And so when we began celebrating Mass facing the East and began talking about restoring the high altar, a few of our knowledgeable friends expressed concern, and understandably so. The task facing us as monks was to find a way to communicate, in symbol, the reality that a robust sense of God’s transcendence can very much be at the service of a joyful, felt experience of God’s loving and merciful nearness. This complementarity needs to be kept in mind as I describe, in the next few posts, how we came to commission our beautiful iconostasis, restore the high altar, and help design a new choir, installation of which begins today!

Going to the Father 5: The Full Benedict Option

July 18, 2015

Our community began life living according to the charism of the Community of Jerusalem. This new religious order began in Paris and spread to many major European cities and to Montreal. We were going to be their foundation in Chicago, and in a filial sense we were. When the brothers arrived in Chicago in 1991, however, there were canonical obstacles in the way of an official affiliation.

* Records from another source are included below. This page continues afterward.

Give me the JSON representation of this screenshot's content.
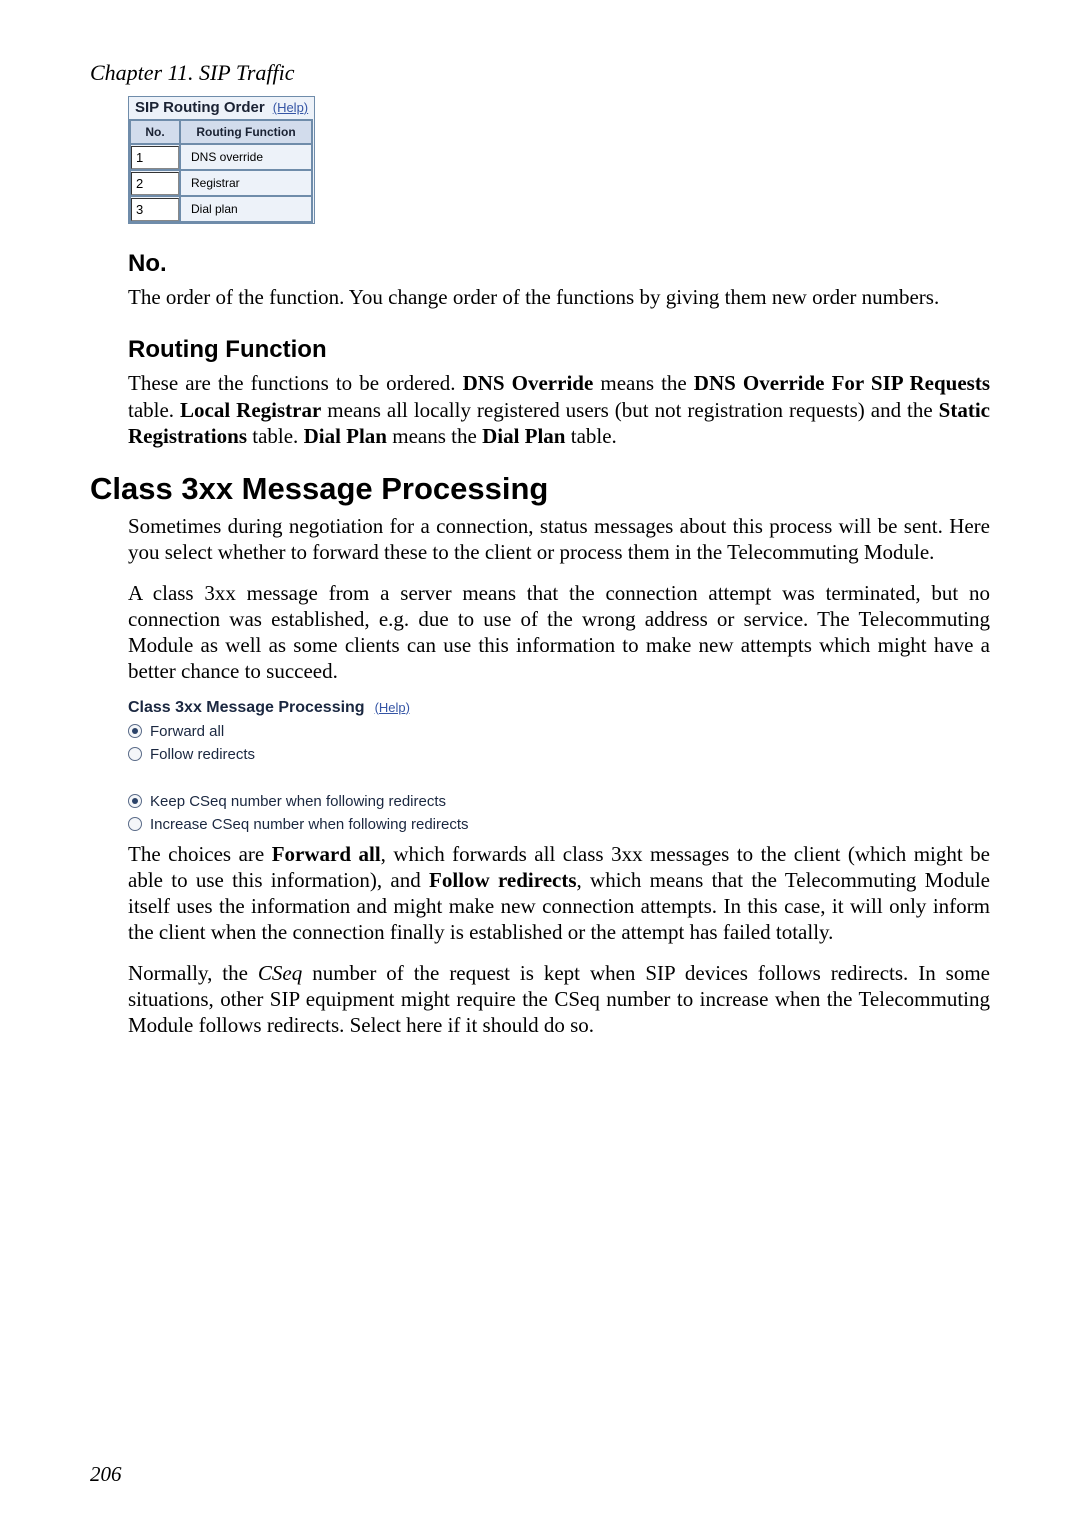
{
  "chapter_header": "Chapter 11. SIP Traffic",
  "tablefig": {
    "title": "SIP Routing Order",
    "help": "(Help)",
    "col_no": "No.",
    "col_func": "Routing Function",
    "rows": [
      {
        "no": "1",
        "func": "DNS override"
      },
      {
        "no": "2",
        "func": "Registrar"
      },
      {
        "no": "3",
        "func": "Dial plan"
      }
    ]
  },
  "no_heading": "No.",
  "no_para": "The order of the function. You change order of the functions by giving them new order numbers.",
  "routing_heading": "Routing Function",
  "routing_para_parts": {
    "p1": "These are the functions to be ordered. ",
    "b1": "DNS Override",
    "p2": " means the ",
    "b2": "DNS Override For SIP Requests",
    "p3": " table. ",
    "b3": "Local Registrar",
    "p4": " means all locally registered users (but not registration requests) and the ",
    "b4": "Static Registrations",
    "p5": " table. ",
    "b5": "Dial Plan",
    "p6": " means the ",
    "b6": "Dial Plan",
    "p7": " table."
  },
  "class3xx_heading": "Class 3xx Message Processing",
  "class3xx_p1": "Sometimes during negotiation for a connection, status messages about this process will be sent. Here you select whether to forward these to the client or process them in the Telecommuting Module.",
  "class3xx_p2": "A class 3xx message from a server means that the connection attempt was terminated, but no connection was established, e.g. due to use of the wrong address or service. The Telecommuting Module as well as some clients can use this information to make new attempts which might have a better chance to succeed.",
  "msgfig": {
    "title": "Class 3xx Message Processing",
    "help": "(Help)",
    "opt_forward": "Forward all",
    "opt_follow": "Follow redirects",
    "opt_keep": "Keep CSeq number when following redirects",
    "opt_increase": "Increase CSeq number when following redirects"
  },
  "choices_para": {
    "p1": "The choices are ",
    "b1": "Forward all",
    "p2": ", which forwards all class 3xx messages to the client (which might be able to use this information), and ",
    "b2": "Follow redirects",
    "p3": ", which means that the Telecommuting Module itself uses the information and might make new connection attempts. In this case, it will only inform the client when the connection finally is established or the attempt has failed totally."
  },
  "cseq_para": {
    "p1": "Normally, the ",
    "i1": "CSeq",
    "p2": " number of the request is kept when SIP devices follows redirects. In some situations, other SIP equipment might require the CSeq number to increase when the Telecommuting Module follows redirects. Select here if it should do so."
  },
  "page_number": "206"
}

Palmisano Park and Saint Barbara's parish in Bridgeport. It looks a lot nicer in the summer! For a terrific gallery, click on the photo.

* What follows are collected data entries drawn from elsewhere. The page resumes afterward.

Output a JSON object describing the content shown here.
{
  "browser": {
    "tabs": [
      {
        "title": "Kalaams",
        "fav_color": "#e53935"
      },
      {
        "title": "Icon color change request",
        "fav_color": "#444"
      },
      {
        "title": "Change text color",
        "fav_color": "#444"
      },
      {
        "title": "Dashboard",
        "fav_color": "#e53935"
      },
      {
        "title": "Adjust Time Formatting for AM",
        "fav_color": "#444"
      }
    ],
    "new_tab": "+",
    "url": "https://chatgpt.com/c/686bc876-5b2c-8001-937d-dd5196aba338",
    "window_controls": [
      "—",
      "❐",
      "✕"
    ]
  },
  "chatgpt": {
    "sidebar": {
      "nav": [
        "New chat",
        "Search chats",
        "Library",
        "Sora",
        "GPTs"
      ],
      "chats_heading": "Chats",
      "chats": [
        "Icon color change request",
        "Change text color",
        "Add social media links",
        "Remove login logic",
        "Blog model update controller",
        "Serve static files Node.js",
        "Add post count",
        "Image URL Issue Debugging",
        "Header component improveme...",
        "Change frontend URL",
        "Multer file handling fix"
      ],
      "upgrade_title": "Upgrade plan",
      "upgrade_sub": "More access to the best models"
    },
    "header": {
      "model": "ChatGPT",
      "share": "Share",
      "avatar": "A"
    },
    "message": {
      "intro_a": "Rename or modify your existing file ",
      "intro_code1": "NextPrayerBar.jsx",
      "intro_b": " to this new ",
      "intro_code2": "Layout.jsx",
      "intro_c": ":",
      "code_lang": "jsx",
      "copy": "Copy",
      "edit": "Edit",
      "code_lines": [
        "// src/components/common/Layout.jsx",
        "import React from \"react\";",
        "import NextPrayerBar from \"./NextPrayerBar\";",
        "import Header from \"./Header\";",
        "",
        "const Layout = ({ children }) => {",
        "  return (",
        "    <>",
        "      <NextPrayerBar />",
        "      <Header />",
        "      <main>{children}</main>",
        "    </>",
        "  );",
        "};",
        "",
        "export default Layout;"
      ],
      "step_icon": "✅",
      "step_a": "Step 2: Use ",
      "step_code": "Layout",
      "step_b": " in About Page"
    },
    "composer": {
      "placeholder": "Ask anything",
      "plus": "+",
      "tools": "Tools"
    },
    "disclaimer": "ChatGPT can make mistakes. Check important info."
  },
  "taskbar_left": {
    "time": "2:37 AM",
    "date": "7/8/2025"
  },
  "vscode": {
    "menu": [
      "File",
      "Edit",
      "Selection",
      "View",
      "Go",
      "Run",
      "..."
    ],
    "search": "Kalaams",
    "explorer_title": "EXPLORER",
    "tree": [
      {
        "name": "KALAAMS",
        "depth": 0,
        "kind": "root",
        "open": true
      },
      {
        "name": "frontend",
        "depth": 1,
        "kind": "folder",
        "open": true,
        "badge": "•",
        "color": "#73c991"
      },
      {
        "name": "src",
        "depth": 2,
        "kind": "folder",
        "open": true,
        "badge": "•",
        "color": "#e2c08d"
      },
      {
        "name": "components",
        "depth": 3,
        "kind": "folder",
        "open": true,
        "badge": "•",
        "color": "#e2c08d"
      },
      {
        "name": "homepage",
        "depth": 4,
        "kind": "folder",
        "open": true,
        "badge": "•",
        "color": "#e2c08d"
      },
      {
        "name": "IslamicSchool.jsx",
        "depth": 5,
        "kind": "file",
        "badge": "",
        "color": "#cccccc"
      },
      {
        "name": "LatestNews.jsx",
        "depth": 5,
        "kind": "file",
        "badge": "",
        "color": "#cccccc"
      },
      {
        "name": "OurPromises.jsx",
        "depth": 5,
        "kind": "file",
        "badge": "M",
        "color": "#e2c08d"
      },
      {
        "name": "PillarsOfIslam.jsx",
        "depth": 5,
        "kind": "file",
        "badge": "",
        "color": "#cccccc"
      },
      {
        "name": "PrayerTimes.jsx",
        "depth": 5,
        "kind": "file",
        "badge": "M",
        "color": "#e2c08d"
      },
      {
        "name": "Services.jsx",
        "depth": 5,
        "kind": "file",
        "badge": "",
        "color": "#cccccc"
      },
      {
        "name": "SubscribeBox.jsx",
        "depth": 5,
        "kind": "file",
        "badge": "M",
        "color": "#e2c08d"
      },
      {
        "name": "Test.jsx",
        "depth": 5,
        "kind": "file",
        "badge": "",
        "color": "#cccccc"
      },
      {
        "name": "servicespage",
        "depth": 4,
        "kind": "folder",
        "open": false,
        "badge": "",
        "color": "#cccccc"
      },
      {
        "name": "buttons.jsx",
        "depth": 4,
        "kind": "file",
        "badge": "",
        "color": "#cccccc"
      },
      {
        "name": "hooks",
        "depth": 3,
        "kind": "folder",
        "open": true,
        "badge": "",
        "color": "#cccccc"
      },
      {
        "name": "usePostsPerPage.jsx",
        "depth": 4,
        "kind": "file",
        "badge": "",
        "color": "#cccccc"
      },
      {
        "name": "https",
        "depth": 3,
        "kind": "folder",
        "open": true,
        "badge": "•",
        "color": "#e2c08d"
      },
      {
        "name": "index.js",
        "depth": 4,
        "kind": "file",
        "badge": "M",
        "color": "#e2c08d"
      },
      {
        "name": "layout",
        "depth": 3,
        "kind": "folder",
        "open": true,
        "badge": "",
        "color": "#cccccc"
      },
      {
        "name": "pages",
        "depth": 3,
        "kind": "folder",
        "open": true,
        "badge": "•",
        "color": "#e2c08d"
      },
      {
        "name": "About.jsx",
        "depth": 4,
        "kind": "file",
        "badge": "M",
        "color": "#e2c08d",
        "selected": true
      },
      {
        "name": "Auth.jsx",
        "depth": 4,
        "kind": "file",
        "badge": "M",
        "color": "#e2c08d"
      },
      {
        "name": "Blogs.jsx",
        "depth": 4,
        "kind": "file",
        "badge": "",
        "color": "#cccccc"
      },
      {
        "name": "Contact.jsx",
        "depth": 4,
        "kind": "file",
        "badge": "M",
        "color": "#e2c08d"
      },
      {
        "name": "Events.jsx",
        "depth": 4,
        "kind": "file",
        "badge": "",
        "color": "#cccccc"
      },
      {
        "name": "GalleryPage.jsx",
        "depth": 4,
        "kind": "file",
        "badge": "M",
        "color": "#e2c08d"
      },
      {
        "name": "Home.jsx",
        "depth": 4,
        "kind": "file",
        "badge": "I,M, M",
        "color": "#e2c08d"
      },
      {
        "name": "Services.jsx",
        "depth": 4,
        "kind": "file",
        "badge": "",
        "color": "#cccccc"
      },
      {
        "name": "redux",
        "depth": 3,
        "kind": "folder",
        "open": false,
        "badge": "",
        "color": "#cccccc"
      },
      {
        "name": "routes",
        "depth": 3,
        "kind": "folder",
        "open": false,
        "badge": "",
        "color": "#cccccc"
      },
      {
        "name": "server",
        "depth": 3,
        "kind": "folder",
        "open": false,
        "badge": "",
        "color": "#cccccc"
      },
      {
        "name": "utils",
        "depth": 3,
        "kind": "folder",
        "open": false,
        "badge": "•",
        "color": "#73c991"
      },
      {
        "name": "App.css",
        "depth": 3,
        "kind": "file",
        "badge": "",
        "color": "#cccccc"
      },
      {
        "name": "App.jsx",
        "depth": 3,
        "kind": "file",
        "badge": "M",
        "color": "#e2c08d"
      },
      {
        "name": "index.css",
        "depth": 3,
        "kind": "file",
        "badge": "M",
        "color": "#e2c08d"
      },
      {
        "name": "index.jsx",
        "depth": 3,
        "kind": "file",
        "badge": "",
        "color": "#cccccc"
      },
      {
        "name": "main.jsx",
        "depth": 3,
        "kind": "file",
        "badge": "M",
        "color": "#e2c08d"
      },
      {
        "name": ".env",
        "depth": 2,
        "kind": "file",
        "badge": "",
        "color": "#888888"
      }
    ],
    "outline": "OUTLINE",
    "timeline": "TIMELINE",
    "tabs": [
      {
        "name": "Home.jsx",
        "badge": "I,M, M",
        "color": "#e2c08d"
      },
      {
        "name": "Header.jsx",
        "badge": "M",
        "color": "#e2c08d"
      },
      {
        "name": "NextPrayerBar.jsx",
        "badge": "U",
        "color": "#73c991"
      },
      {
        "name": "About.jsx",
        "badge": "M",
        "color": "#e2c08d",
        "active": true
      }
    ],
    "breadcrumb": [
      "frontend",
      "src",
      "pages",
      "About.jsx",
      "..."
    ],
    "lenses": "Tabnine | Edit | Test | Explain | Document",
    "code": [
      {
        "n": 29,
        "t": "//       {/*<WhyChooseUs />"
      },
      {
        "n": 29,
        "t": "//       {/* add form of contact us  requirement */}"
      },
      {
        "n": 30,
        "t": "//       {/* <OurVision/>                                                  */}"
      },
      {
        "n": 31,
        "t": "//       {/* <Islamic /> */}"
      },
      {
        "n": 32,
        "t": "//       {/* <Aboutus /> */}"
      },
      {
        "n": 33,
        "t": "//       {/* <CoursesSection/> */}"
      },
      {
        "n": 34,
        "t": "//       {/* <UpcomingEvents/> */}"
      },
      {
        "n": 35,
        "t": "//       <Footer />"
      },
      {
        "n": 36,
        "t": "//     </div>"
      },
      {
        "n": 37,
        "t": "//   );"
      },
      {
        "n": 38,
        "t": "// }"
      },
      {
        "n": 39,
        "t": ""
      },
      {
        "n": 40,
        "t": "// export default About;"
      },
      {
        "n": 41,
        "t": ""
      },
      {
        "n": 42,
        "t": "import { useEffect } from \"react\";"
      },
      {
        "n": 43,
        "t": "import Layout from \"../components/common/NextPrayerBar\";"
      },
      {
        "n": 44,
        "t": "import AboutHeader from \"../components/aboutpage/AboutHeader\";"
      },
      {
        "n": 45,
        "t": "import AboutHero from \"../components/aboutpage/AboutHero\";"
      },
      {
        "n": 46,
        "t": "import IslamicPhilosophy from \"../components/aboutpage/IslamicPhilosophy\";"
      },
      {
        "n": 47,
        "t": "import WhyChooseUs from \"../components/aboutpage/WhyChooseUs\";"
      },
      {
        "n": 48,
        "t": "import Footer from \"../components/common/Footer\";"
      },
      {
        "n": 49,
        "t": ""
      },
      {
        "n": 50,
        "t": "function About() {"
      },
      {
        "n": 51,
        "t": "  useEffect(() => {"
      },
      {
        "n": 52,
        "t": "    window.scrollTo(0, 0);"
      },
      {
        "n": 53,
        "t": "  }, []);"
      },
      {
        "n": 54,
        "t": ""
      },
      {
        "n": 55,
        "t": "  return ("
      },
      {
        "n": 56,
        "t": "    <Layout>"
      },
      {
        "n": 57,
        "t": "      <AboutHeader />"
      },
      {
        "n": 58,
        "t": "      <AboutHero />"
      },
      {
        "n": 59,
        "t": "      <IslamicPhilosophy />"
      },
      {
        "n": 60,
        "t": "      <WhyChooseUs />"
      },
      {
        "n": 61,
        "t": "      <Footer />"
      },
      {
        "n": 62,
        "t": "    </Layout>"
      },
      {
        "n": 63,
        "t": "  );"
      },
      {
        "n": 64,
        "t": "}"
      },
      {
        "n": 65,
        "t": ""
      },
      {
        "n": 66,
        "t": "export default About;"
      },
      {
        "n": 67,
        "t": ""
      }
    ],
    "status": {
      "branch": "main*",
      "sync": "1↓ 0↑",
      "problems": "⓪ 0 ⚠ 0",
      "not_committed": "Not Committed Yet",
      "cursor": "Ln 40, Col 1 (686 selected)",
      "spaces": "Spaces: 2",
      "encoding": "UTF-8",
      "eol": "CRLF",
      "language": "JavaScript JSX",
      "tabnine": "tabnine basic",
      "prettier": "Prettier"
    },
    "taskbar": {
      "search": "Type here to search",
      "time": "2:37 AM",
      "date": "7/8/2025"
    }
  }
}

Palmisano Park and Saint Barbara’s parish in Bridgeport. It looks a lot nicer in the summer! For a terrific gallery, click on the photo.

This meant that our continued existence depended upon the local Archbishop. Cardinal Bernadin had invited us, and was a strong supporter of our work, but by the mid-90’s, he was experiencing serious health problems, including the cancer that would eventually claim his life in 1997. So we were looking for a way to strengthen our community canonically, perhaps by affiliating with a different monastic community. Another factor in this discernment process was the strain of translating what was then a _very_ French, even Parisian, religious ideal into the blue-collar, multi-ethnic, South Side Chicago neighborhood of Bridgeport. These were the days before Bridgeport became the new Bohemia (or for locals, the new Wicker Park/new Pilsen…), but even now, I don’t see the Jerusalem model working here.

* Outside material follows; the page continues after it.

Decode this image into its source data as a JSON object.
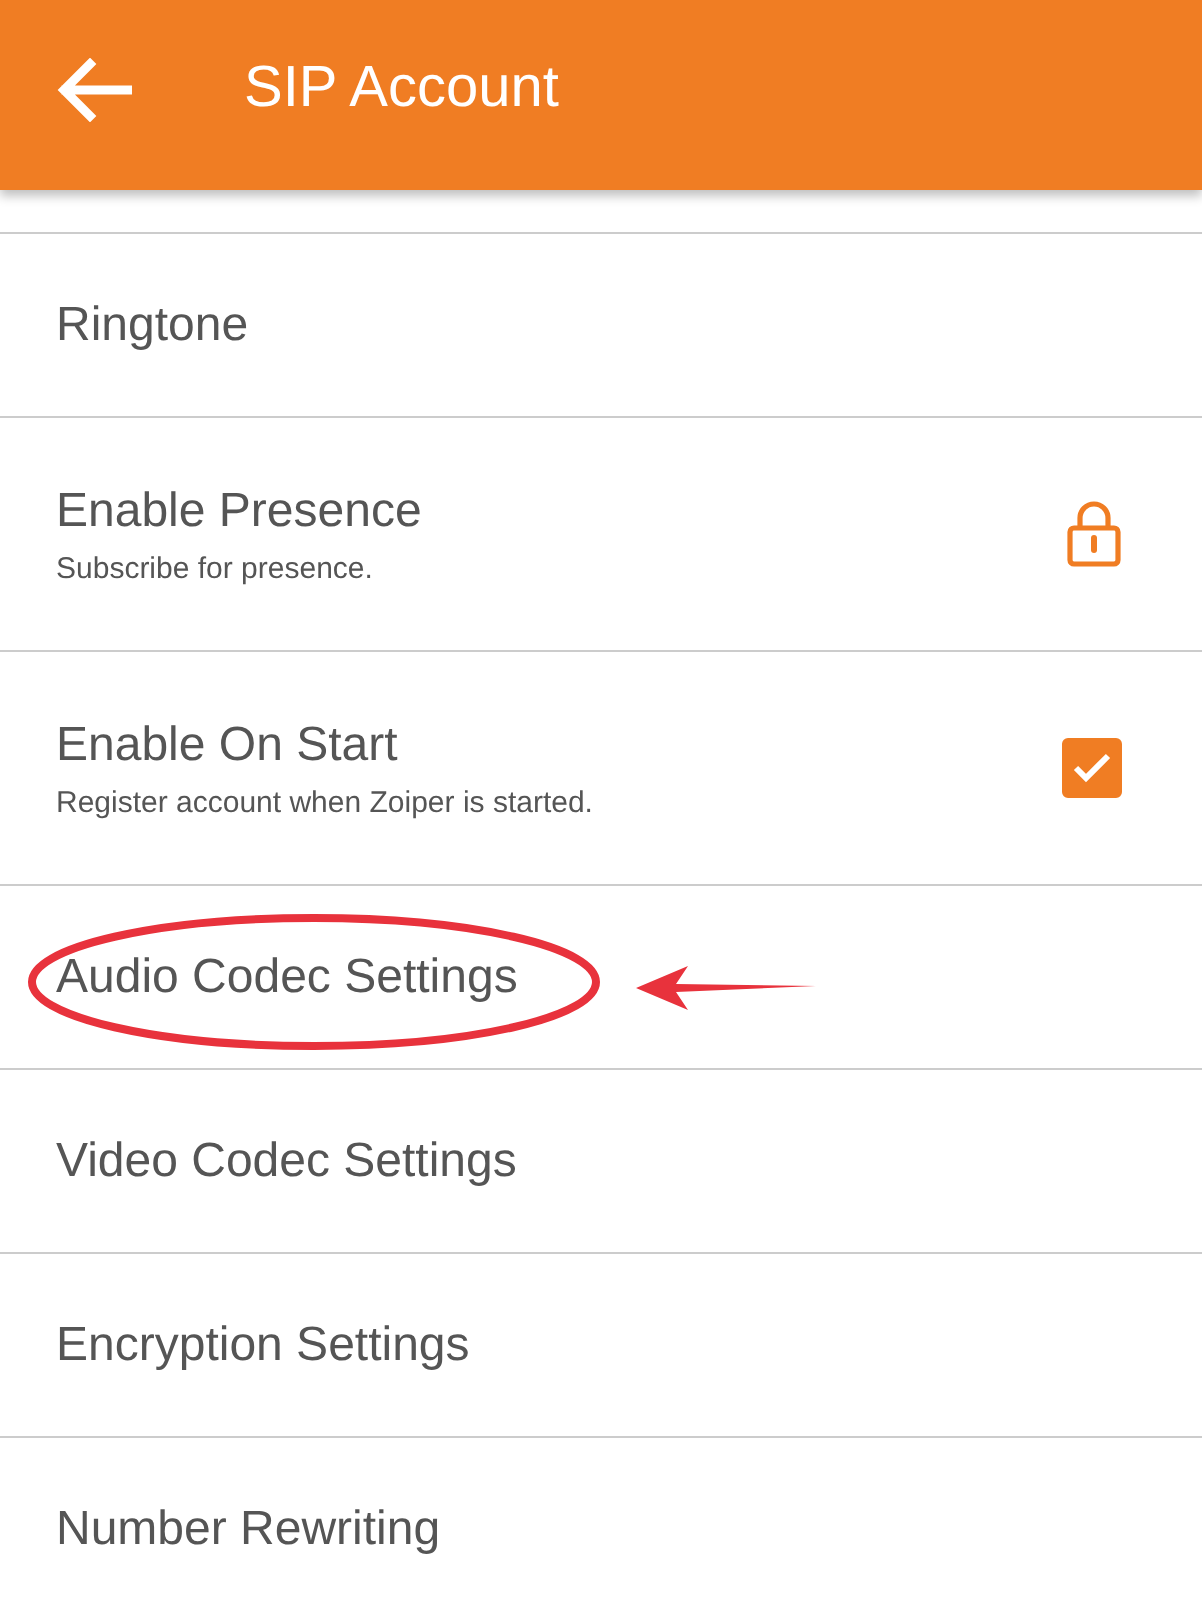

We began looking for something more stable and at the same more flexible. The idea of becoming Benedictine had been tossed around, but most of the Benedictine communities we knew were operating schools or involved in other active ministries. Our mission from the Cardinal was to be contemplative. One of the monks went on retreat to Christ in the Desert in New Mexico, and there learned that they had recently entered into a congregation of Benedictines that was more oriented toward contemplation. Formerly known as the Cassinese Congregation of the Primitive Observance, in 1997 the newly-christened “Subiaco Congregation” numbered nearly seventy communities, spread over six continents.

Christ in the Desert has its own very interesting history, which you can read about here. Make no mistake, this is a place of contemplation. Fourteen miles down a gravel road into the Chama canyon, it’s pristinely quiet and just rustic enough to keep you alert (e.g. rattlesnakes). The community there very generously offered to adopt us city boys as a dependent house, if we so chose. After consultation with Cardinal Bernadin, who enthusiastically supported the change, we entered into the Benedictine family.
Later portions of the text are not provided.